# EOS 80D audio problem



## sama (Jan 6, 2020)

I have a two years old Canon EOS 80 camera which is out of warranty.

The camera works nicely. However, I have just discovered that there is a problem with the camera. It will not beep when focus is confirmed. There is no audio playback in videos.

I have enabled beep in the menu and in video mode sound recording is set to auto recording.

I plugged in the headphone and both beeping and audio playback are working well. I mean I heard the sound from the headphone. Audio of video clips are recorded and can play back from the PC without problem.

I have reset everything, removed battery and SD card etc.
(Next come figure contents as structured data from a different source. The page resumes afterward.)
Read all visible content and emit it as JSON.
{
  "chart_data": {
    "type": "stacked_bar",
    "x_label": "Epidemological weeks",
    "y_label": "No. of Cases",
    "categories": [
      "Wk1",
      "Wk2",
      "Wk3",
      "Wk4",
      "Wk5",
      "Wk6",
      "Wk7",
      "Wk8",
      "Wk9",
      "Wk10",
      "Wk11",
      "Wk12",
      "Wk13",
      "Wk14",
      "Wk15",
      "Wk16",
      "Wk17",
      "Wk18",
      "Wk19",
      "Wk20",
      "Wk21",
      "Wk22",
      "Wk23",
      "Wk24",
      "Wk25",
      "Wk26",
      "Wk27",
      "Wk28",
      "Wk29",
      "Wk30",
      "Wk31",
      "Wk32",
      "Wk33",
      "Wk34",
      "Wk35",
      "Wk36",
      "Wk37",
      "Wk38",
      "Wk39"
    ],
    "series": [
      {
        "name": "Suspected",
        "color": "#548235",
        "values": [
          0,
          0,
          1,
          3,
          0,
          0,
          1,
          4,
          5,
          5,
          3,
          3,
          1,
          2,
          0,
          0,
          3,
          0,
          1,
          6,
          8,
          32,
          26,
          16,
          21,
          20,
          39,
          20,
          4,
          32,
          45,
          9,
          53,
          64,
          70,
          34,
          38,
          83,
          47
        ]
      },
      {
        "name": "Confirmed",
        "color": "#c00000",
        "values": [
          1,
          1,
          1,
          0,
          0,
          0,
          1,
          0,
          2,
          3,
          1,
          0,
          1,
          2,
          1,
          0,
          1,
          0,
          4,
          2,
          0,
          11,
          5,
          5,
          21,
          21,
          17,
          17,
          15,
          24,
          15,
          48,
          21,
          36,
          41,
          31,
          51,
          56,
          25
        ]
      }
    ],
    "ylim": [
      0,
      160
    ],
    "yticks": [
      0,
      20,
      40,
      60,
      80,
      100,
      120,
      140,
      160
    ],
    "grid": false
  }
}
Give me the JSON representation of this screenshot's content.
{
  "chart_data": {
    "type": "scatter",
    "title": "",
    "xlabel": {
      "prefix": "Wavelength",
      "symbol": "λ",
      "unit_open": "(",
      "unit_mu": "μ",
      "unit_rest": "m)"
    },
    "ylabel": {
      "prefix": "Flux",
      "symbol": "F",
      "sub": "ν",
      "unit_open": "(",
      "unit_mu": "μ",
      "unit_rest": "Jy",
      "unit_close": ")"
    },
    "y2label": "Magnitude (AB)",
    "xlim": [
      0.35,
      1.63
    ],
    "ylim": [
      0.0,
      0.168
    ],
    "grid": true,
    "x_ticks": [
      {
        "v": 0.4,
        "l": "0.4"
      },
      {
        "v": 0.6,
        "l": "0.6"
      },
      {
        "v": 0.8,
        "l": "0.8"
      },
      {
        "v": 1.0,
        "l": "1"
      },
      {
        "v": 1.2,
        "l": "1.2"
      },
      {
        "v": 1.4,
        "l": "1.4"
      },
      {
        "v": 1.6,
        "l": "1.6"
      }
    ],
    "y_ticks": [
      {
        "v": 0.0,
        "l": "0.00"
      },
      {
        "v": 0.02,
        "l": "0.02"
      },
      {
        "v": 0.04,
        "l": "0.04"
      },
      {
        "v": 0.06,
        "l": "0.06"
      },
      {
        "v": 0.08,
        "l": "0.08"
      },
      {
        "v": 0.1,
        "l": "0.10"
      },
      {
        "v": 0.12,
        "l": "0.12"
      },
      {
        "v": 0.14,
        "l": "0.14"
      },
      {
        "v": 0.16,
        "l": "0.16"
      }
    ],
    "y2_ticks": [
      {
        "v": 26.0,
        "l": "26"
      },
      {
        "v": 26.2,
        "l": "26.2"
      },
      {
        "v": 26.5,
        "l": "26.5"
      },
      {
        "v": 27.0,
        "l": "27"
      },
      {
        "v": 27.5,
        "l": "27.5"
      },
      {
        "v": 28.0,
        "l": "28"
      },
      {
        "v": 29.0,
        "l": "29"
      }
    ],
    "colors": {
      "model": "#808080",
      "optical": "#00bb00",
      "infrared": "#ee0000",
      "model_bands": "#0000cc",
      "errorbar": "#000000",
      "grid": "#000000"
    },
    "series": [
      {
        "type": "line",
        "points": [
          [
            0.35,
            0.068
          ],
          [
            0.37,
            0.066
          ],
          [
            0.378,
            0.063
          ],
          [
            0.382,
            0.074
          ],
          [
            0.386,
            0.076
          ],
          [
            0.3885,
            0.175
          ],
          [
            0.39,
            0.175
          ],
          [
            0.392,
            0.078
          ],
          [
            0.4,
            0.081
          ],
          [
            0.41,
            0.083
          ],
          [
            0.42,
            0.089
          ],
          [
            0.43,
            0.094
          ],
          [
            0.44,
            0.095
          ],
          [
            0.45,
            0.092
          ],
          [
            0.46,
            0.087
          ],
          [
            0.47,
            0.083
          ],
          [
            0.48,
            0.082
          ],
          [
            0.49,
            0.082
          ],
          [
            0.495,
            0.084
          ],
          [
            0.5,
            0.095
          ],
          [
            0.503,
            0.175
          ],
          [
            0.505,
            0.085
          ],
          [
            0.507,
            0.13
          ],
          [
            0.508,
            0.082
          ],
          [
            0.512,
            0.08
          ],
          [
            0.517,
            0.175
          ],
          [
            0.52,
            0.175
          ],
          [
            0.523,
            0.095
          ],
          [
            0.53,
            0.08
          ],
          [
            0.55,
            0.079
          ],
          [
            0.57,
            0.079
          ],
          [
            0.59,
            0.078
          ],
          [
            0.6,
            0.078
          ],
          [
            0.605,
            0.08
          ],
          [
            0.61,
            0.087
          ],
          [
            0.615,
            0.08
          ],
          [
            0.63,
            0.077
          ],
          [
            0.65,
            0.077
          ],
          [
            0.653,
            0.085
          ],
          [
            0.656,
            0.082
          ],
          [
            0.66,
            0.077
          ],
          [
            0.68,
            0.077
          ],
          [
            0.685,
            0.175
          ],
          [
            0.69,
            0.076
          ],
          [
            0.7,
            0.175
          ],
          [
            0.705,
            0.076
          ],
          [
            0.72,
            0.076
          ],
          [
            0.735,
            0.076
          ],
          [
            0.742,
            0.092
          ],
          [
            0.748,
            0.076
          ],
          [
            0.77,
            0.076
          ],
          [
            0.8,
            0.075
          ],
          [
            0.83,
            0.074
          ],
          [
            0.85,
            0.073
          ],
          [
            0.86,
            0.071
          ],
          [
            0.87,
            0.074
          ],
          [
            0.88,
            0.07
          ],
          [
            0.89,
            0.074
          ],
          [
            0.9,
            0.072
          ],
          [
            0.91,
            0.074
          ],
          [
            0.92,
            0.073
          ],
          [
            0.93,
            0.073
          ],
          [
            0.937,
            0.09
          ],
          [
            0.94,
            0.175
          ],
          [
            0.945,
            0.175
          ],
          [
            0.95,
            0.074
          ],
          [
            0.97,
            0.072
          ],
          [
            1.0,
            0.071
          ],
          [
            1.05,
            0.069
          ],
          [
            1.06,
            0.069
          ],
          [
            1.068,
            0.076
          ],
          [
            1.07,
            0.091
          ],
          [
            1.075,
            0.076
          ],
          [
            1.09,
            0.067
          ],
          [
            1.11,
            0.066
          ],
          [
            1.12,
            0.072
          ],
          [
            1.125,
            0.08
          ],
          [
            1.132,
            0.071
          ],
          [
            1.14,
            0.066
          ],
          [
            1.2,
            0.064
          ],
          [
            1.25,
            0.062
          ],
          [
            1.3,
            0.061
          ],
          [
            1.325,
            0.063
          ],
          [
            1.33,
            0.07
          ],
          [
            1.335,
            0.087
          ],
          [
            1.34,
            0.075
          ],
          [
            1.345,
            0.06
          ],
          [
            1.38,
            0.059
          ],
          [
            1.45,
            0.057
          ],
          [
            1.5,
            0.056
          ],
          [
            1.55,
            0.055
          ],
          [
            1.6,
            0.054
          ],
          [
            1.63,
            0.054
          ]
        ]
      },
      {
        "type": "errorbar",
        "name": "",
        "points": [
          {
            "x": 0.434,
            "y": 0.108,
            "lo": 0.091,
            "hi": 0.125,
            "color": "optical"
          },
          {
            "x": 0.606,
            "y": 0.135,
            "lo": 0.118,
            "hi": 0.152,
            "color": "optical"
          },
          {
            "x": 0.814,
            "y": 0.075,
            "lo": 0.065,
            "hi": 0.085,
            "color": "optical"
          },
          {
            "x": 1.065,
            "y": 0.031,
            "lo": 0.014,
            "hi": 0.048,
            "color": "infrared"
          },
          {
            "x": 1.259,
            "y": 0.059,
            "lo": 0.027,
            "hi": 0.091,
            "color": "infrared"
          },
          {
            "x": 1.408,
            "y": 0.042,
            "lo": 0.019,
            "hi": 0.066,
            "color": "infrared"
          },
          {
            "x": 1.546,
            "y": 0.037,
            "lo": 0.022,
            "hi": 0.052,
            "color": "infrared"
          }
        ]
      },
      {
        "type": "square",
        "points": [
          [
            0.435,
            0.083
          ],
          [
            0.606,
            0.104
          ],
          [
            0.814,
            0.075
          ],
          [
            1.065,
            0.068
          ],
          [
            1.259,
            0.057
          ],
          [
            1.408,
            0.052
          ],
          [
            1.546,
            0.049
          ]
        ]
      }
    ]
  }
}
Would that be a problem with the speaker or something else, say loose wiring ? I know that this is a trivial matter. But I am interested to know if another Canon DSLR users have the same problem with their cameras and how do they fix it.

I can live without the beep. (I normally disabled it on my other cameras) I do not do a lot of video and the headphone is working. However, I still want to find a way to fix it. Canon repair is expensive. Another famous repair shop replied to me that the audio card is bad and need to be replaced. There may be an audio circuit but absolutely no individual audio card on the camera. I have the Part catalogue. I have images of the Main board. The I/O ports are integrated part of the MB.

Eventually, If my curiousity won't go away I will open up the camera to have a look. Canon won't sell the speaker as part for DIY repair. (repair shop indicated this in their reply) So I probably won't be able to fix it.

Happy New Year to all.


----------